Isto nos preocupa na medida em que a lei Brasileira confere a propriedade dos fósseis à
Nação desde 1942, e proíbe a sua exportação permanente desde pelo menos 1990. Esta
designação de propriedade e restrição de exportação no mínimo levanta dúvidas sobre o
status legal dos fósseis nas coleções públicas de Baden-Würtemberg. Em relação ao
“Ubirajara”, V.S.ª tem reconhecido já que a repatriação dos fósseis pode ser justificada
quando essas dúvidas coincidem com incertezas sobre a proveniência de um espécime.
Gostaríamos de pedir para ir além da avaliação deste caso específico que V.S.ª fez em relação
ao “Ubirajara”. O caso do Irritator indica que não enfrentamos casos isolados, mas as
consequências de um padrão sistêmico. Por tanto, consideramos imperativo que o Ministério
efetue uma revisão sistemática da proveniência e da aquisição legal dos fósseis brasileiros nas
coleções do Estado, também à luz da legislação brasileira.

A legalidade, contudo, não é a nossa única preocupação. Gostaríamos de convidar o


Ministério a considerar as implicações éticas das coleções públicas alemãs que guardam
quantidades consideráveis de fósseis de um país que busca ativamente proteger o seu
patrimônio paleontológico por lei. Nossos colegas brasileiros da Sociedade Brasileira de
Paleontologia (SBP) recentemente publicaram um posicionamento relevante que gostaríamos
fosse levado em consideração pelo Ministério. Nas suas palavras “declaramos e enfatizamos
que a devolução de holótipos de táxons extintos é imperativa” ao tempo que reforçam a
importância da cooperação internacional. A SBP “está disponível para mediar, articular e/ou
colaborar em novos processos de repatriação”, tais como o que concerne ao Irritator
challengeri.

Estamos comprometidos a fazer com que a ciência da Paleontologia seja mais equitativa e
ética através de colaboração internacional e dos nossos trabalhos individuais, e receberíamos
de bom grado apoio ativo do Ministério nestes esforços. Isto aplica-se com força particular a
medidas que transcendem o nosso poder, mas que recaem no seu como ministra. Isto inclui,
principalmente, a restituição de fósseis que, como itens numa coleção pública, não podem ser
exportados sem uma autorização de acordo com o Ato de Proteção à Propriedade Cultural.
Dada a atenção e posterior controvérsia que recente estudo de Irritator challengeri atraiu, é a
nossa firme convicção que a repatriação deste espécime ao Brasil mandaria uma mensagem
importante —a mensagem de que as vozes dos nossos colegas brasileiros são ouvidas, que
estão sendo levados a sério, e que o Ministério está disposto a atuar da mesma maneira que o
fez quando cooperou com a Nigéria, os maori e os Hui Iwi Kuam‘o. Dado que outras
coleções públicas alemãs fora de Baden-Württember também possuem fósseis brasileiros, seu
seu estado tem a chance de estar na liderança de fazer o que é correto fazer.

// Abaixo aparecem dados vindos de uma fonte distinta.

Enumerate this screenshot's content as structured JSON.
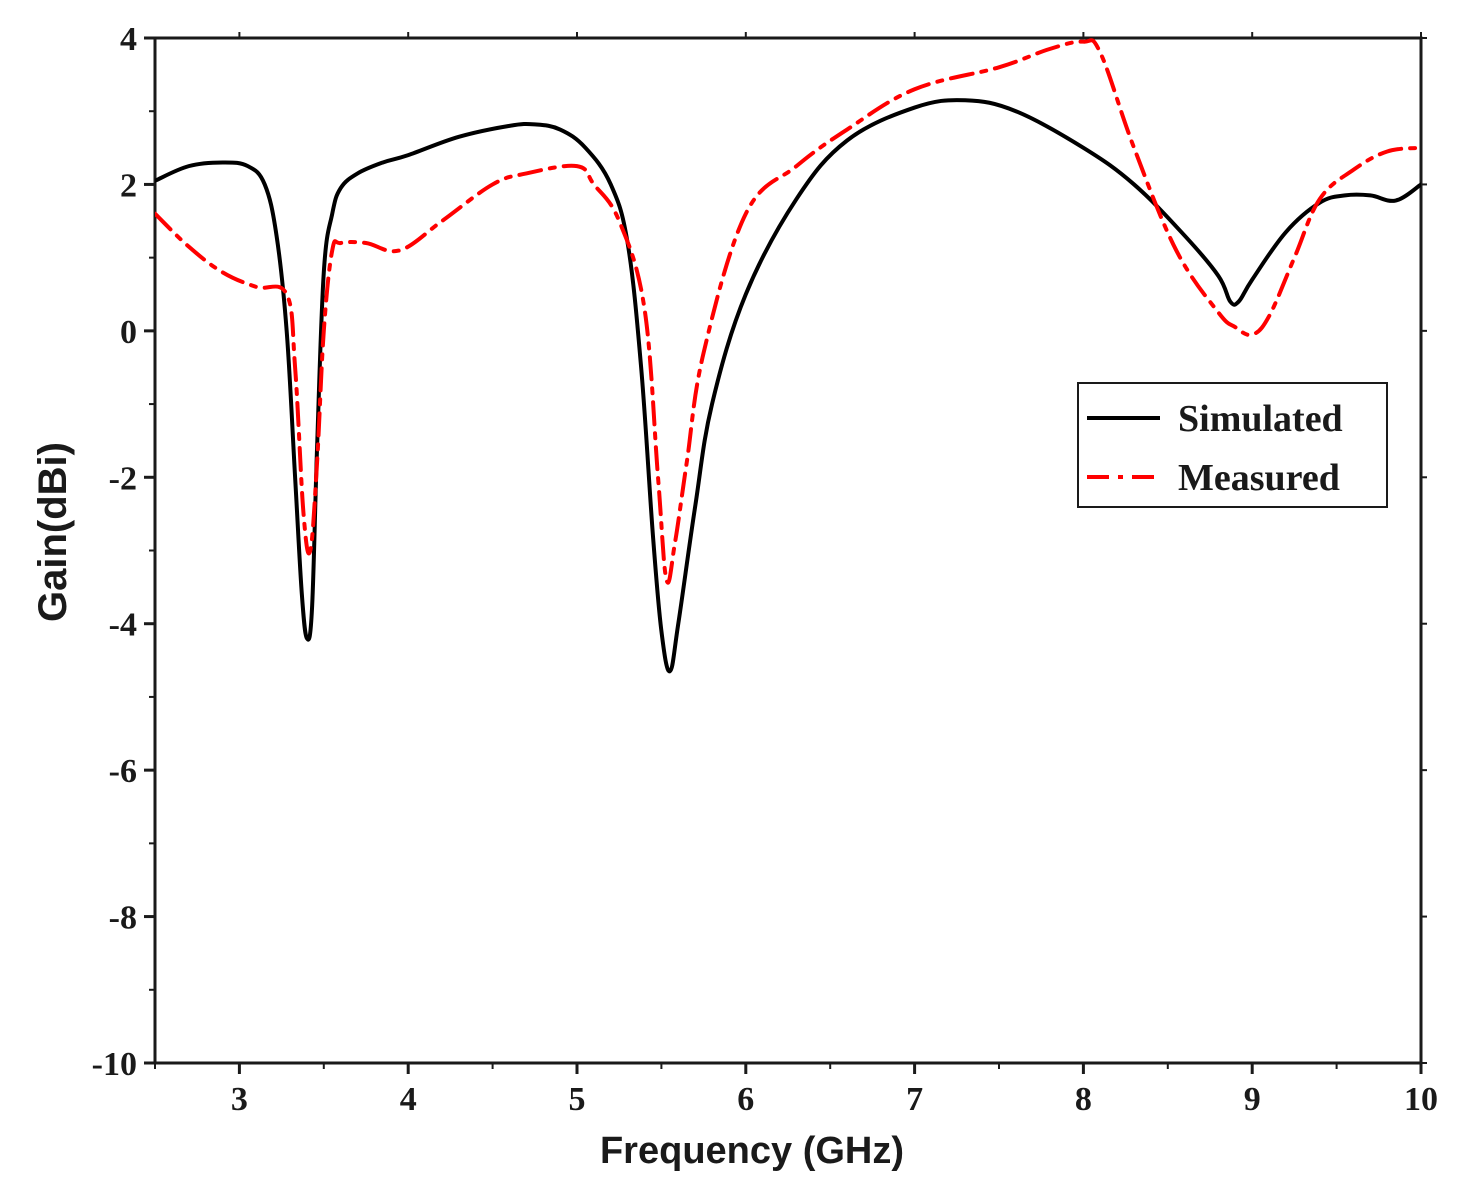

Esforços conjuntos de paleontólogos, funcionários de museus e especialistas legais são


necessários para abordar as incertezas que afetam o estudo científico do fóssil de dinossauro
Irritator e de um grande número de espécimes em coleções públicas alemãs.

Seu ministério tem provado que está disposto e é capaz de abordar injustiças passadas e
atuais através de colaboração. Hoje, nós chamamos VSa. a abordar a coleção paleontológica
com esta mentalidade cooperativa. Clarificar o status legal dos fósseis brasileiros nas
coleções do Estado e repatriar o Irritator challengeri são passos cruciais para o futuro da
Paleontologia a que aspiramos, e que não podemos alcançar sem a sua participação ativa.